The report from consultancy Bain & Co. and Italian luxury goods trade body Altagamma, closely watched by many in the industry for its authoritative predictions, said growth in Europe would slump to 5 per cent this year, approximately half of last year's rate, measured at constant exchange rates.
Worldwide, luxury goods sales will grow by 7 per cent in the final three months of 2012, to bring growth for the full year to 10 per cent -- the third consecutive year of double-digit growth since the recession.
Bain & Co. said the first signs of a deceleration began to appear earlier this year in China, the luxury industry’s main engine of growth. A planned change of government in China, as well as measures to contain inflation, had curbed luxury spending by Chinese consumers, the report said.
“The slowdown in China will likely continue in the first quarter of 2013 until the transition to a new government is completed,” Claudia D’Arpizio, a Bain partner in Milan and lead author of the study, told reporters.
Its findings of a slowdown chime with comments from some companies, such as Burberry Plc, which has warned of a slowdown in demand in China, though others such as Prada SpA have dismissed talk of a sharp slowdown in spending on luxury goods.
The report said the Chinese luxury goods market is set to rise by 8 per cent at constant currencies this year to reach €15-billion ($19-billion), while last year it had expanded 30 per cent. The Americas region is projected to post strong gains in 2012, with revenue rising 13 per cent by year’s end.
Chinese consumers, many of whom shop abroad, have become the world’s No. 1 buyers of luxury goods, ahead of the Japanese, the Americans and the Europeans, the study found.
Chinese consumers make up half of luxury purchasers in Asia and nearly a third of those in Europe.
Tourists overall represent 40 per cent of total luxury sales, and in some countries, such as France, they make up 60 per cent.

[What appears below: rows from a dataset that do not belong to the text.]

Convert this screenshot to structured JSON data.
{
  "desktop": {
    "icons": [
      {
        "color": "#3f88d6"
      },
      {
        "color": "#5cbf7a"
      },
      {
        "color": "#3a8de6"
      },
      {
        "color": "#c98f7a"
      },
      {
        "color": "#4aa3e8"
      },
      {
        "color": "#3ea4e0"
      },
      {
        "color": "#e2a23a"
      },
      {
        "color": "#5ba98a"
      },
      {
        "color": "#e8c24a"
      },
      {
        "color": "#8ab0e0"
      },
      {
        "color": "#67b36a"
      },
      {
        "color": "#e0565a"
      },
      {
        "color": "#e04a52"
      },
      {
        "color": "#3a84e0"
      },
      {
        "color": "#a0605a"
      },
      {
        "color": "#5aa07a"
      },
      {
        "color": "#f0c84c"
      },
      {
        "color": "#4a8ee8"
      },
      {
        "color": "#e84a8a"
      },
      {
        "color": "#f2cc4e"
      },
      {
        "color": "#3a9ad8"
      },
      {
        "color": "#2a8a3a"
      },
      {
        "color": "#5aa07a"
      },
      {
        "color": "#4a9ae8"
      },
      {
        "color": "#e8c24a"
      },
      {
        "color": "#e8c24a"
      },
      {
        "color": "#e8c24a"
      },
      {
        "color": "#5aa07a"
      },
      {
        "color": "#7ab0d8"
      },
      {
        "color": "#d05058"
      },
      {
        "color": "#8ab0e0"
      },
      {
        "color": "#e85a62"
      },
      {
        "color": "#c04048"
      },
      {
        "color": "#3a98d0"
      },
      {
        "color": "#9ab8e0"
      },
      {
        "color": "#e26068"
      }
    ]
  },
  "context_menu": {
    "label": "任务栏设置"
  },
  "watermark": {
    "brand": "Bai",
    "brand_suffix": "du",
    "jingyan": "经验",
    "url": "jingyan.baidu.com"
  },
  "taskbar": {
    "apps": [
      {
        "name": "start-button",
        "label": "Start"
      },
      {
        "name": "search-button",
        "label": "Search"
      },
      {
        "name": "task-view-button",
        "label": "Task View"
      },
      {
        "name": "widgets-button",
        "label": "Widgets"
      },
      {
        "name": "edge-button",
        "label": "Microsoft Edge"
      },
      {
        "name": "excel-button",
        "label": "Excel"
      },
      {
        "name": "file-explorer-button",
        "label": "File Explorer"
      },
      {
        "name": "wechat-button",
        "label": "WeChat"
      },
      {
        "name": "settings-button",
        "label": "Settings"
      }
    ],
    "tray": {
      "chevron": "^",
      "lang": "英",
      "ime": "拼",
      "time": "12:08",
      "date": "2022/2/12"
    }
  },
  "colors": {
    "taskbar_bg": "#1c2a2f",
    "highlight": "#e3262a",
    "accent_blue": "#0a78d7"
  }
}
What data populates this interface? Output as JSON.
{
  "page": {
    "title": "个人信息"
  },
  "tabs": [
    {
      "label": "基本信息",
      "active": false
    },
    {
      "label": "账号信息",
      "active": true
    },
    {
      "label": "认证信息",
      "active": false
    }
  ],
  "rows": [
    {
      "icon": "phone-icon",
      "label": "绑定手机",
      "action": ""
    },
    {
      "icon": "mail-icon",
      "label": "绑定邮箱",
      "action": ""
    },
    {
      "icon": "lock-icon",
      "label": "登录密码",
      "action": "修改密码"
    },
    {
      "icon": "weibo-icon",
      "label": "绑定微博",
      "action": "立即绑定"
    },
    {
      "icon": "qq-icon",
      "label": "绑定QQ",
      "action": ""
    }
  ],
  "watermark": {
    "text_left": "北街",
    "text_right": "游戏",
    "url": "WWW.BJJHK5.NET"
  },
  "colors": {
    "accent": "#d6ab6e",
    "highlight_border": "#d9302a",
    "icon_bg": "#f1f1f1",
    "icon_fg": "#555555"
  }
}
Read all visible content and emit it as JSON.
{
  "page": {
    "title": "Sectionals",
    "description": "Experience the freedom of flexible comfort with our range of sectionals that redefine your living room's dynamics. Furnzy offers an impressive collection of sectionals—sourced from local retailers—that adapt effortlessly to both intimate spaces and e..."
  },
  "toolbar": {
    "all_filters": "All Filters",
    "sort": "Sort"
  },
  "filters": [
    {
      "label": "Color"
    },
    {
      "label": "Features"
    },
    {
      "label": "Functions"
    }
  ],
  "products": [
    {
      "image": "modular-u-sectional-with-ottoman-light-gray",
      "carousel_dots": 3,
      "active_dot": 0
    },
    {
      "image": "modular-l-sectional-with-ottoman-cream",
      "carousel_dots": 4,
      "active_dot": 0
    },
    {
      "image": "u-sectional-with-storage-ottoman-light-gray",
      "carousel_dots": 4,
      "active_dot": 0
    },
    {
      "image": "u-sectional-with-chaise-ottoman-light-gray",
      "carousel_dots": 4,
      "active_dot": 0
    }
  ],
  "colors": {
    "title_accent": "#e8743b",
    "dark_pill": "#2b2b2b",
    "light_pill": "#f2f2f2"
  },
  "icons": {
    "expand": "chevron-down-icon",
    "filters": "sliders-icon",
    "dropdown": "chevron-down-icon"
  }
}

The country has become the No.1 destination for Chinese tourists in Europe ahead of Italy and Britain after simpler visa rules were introduced.
Europe has been hit by the euro-zone debt crisis and luxury sales growth will approximately halve in 2012 from last year to 5 per cent, with Italy and Spain suffering the biggest slumps, the report said.
Germany is however emerging as the fastest-growing luxury hub in Europe, as it represents a point of entry into the continent.
Bain estimates the luxury goods market will grow at constant exchange rates by between 4 per cent and 6 per cent a year between 2013 and 2015, bringing the market to more than €250-billion.
The report predicts global sales growth in the luxury market will slow this year to 10 per cent from 11 per cent in 2011 at current exchange rates, but forecasts a strong fourth quarter.
“A weaker euro may be positive for companies’ earnings but it raises an alarm on real consumption trends,” Ms. D’Arpizio said.
Altagamma expects European demand to grow 4.5 per cent in 2013, with signs of improvement emerging in the second half of the year.
Foreign tourism shopping in Europe generates around €30-billion of annual sales but its growth is expected to slow to 18 per cent in 2013 from 28 per cent this year, according to a report by tax free service provider Global Blue.
“Concerns about market weakness are somewhat overblown,” said Ms. D’Arpizio. “But we are seeing sharp disparities between brands that are not keeping up with the quickening pace of change in the market and those that are adjusting to shifts in tastes and demographics.”
More details about the state of the global luxury sector will be published later on Monday when LVMH Moët Hennessy Louis Vuitton SA, the world’s biggest luxury group and owner of brands Louis Vuitton, Celine and Kenzo, releases its third-quarter sales figures after market close.